Tuesday morning, the FDIC will release and vote on proposed risk retention rules for the mortgage market. This includes the "Qualified Residential Mortgage" definition. A QRM would be exempt from risk retention, where the banks have to hold on to 5 percent of the risk when securitizing loans.
The QRM will likely require a 20 percent down payment on the loan, as well as other underwriting criteria, and loans sold to Fannie and Freddie (while still in conservatorship), as well as FHA loans, would be exempt. At the same time, Fannie, Freddie and the FHA are making themselves more expensive, as they try to shrink their currently overwhelming market share.
Barely a few hours after the vote, House Republicans will introduce a slew of, possibly six, bills designed to reform/shrink/eliminate Fannie and Freddie. Then comes more at a hearing on Thursday on housing finance. All of this begging the question: Without Fannie and Freddie, does the 30-year fixed still exist in a fully private market? And what are the dangers if it doesn't?
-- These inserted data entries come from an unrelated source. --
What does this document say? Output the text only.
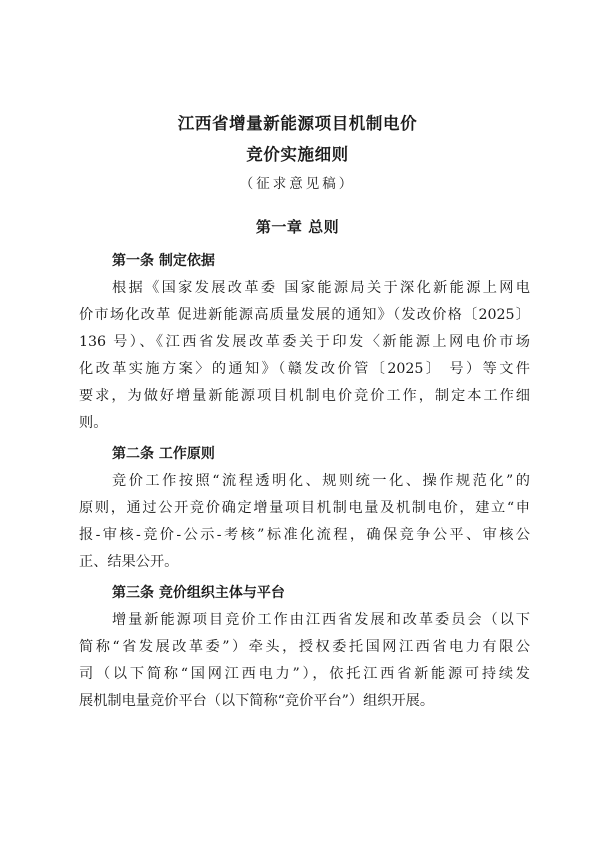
江西省增量新能源项目机制电价

竞价实施细则

（征求意见稿）

第一章 总则

第一条 制定依据

根据《国家发展改革委 国家能源局关于深化新能源上网电

价市场化改革 促进新能源高质量发展的通知》（发改价格〔2025〕

136 号）、《江西省发展改革委关于印发〈新能源上网电价市场

化改革实施方案〉的通知》（赣发改价管〔2025〕 号）等文件

要求，为做好增量新能源项目机制电价竞价工作，制定本工作细

则。

第二条 工作原则

竞价工作按照“流程透明化、规则统一化、操作规范化”的

原则，通过公开竞价确定增量项目机制电量及机制电价，建立“申

报-审核-竞价-公示-考核”标准化流程，确保竞争公平、审核公

正、结果公开。

第三条 竞价组织主体与平台

增量新能源项目竞价工作由江西省发展和改革委员会（以下

简称“省发展改革委”）牵头，授权委托国网江西省电力有限公

司（以下简称“国网江西电力”），依托江西省新能源可持续发

展机制电量竞价平台（以下简称“竞价平台”）组织开展。
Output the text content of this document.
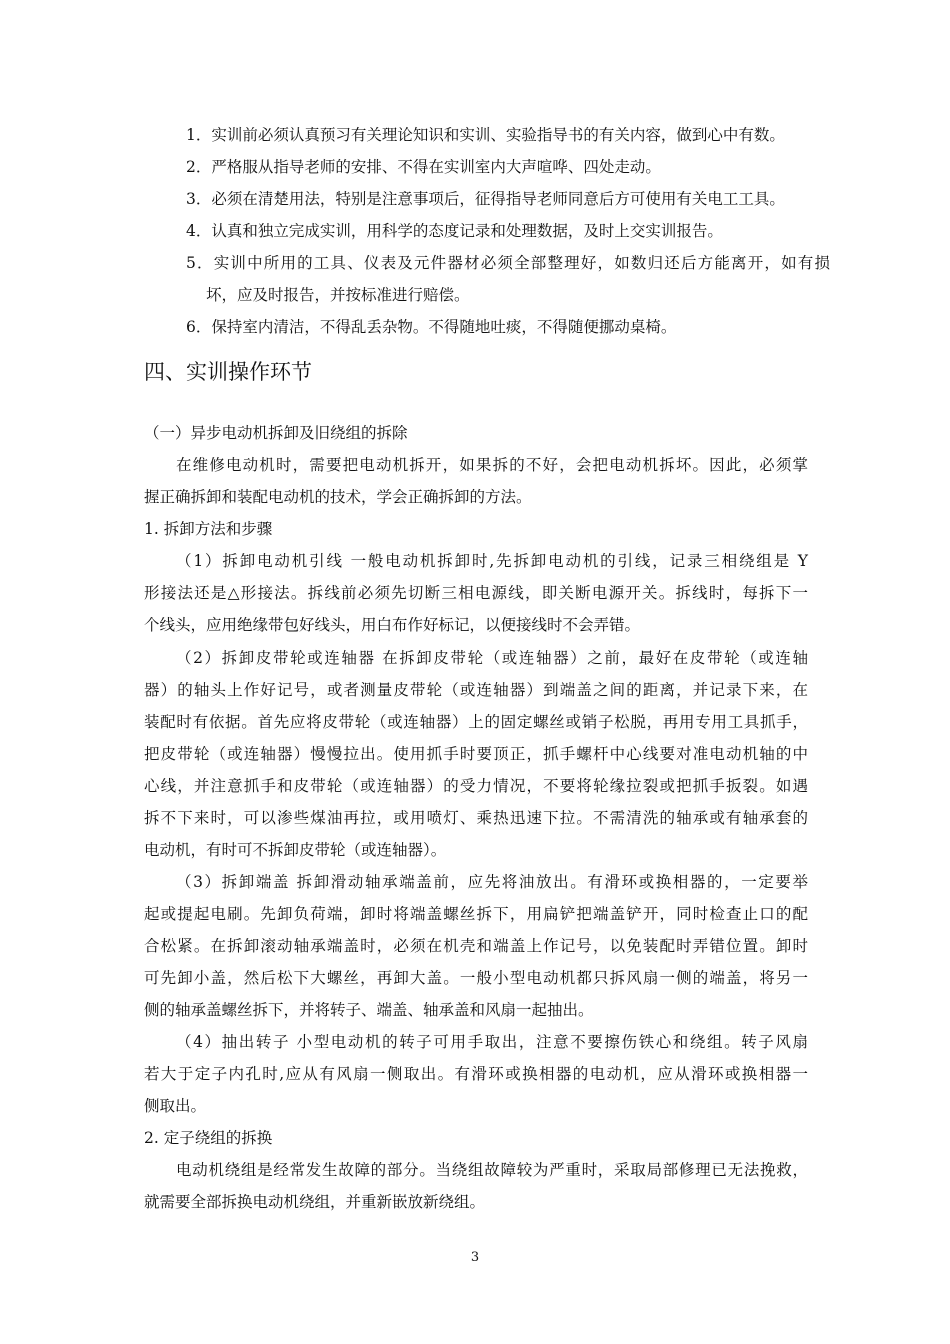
1．实训前必须认真预习有关理论知识和实训、实验指导书的有关内容，做到心中有数。
2．严格服从指导老师的安排、不得在实训室内大声喧哗、四处走动。
3．必须在清楚用法，特别是注意事项后，征得指导老师同意后方可使用有关电工工具。
4．认真和独立完成实训，用科学的态度记录和处理数据，及时上交实训报告。
5．实训中所用的工具、仪表及元件器材必须全部整理好，如数归还后方能离开，如有损
坏，应及时报告，并按标准进行赔偿。
6．保持室内清洁，不得乱丢杂物。不得随地吐痰，不得随便挪动桌椅。
四、实训操作环节
（一）异步电动机拆卸及旧绕组的拆除
在维修电动机时，需要把电动机拆开，如果拆的不好，会把电动机拆坏。因此，必须掌
握正确拆卸和装配电动机的技术，学会正确拆卸的方法。
1. 拆卸方法和步骤
（1）拆卸电动机引线 一般电动机拆卸时,先拆卸电动机的引线，记录三相绕组是 Y
形接法还是△形接法。拆线前必须先切断三相电源线，即关断电源开关。拆线时，每拆下一
个线头，应用绝缘带包好线头，用白布作好标记，以便接线时不会弄错。
（2）拆卸皮带轮或连轴器 在拆卸皮带轮（或连轴器）之前，最好在皮带轮（或连轴
器）的轴头上作好记号，或者测量皮带轮（或连轴器）到端盖之间的距离，并记录下来，在
装配时有依据。首先应将皮带轮（或连轴器）上的固定螺丝或销子松脱，再用专用工具抓手，
把皮带轮（或连轴器）慢慢拉出。使用抓手时要顶正，抓手螺杆中心线要对准电动机轴的中
心线，并注意抓手和皮带轮（或连轴器）的受力情况，不要将轮缘拉裂或把抓手扳裂。如遇
拆不下来时，可以渗些煤油再拉，或用喷灯、乘热迅速下拉。不需清洗的轴承或有轴承套的
电动机，有时可不拆卸皮带轮（或连轴器）。
（3）拆卸端盖 拆卸滑动轴承端盖前，应先将油放出。有滑环或换相器的，一定要举
起或提起电刷。先卸负荷端，卸时将端盖螺丝拆下，用扁铲把端盖铲开，同时检查止口的配
合松紧。在拆卸滚动轴承端盖时，必须在机壳和端盖上作记号，以免装配时弄错位置。卸时
可先卸小盖，然后松下大螺丝，再卸大盖。一般小型电动机都只拆风扇一侧的端盖，将另一
侧的轴承盖螺丝拆下，并将转子、端盖、轴承盖和风扇一起抽出。
（4）抽出转子 小型电动机的转子可用手取出，注意不要擦伤铁心和绕组。转子风扇
若大于定子内孔时,应从有风扇一侧取出。有滑环或换相器的电动机，应从滑环或换相器一
侧取出。
2. 定子绕组的拆换
电动机绕组是经常发生故障的部分。当绕组故障较为严重时，采取局部修理已无法挽救，
就需要全部拆换电动机绕组，并重新嵌放新绕组。
3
"We continue to believe that low cost, 30-year fixed-rate mortgages are the best way to support the housing market and see anything that threatens this product as negative for those with housing exposure as it will slow the eventual housing recovery," writes Jaret Seiberg at MF Global. "That means negative pressure on the big banks, the mortgage insurers, and the home builders."
It also means mortgages will get more expensive.
"There's no question if the government gets out of the business of backing mortgages, rates should go up, underwriting will be tougher, down payments will go up," Toll Brothers CEO Douglas Yearley Jr. said today on CNBC. "It’s going to affect all of us. It would be a head wind."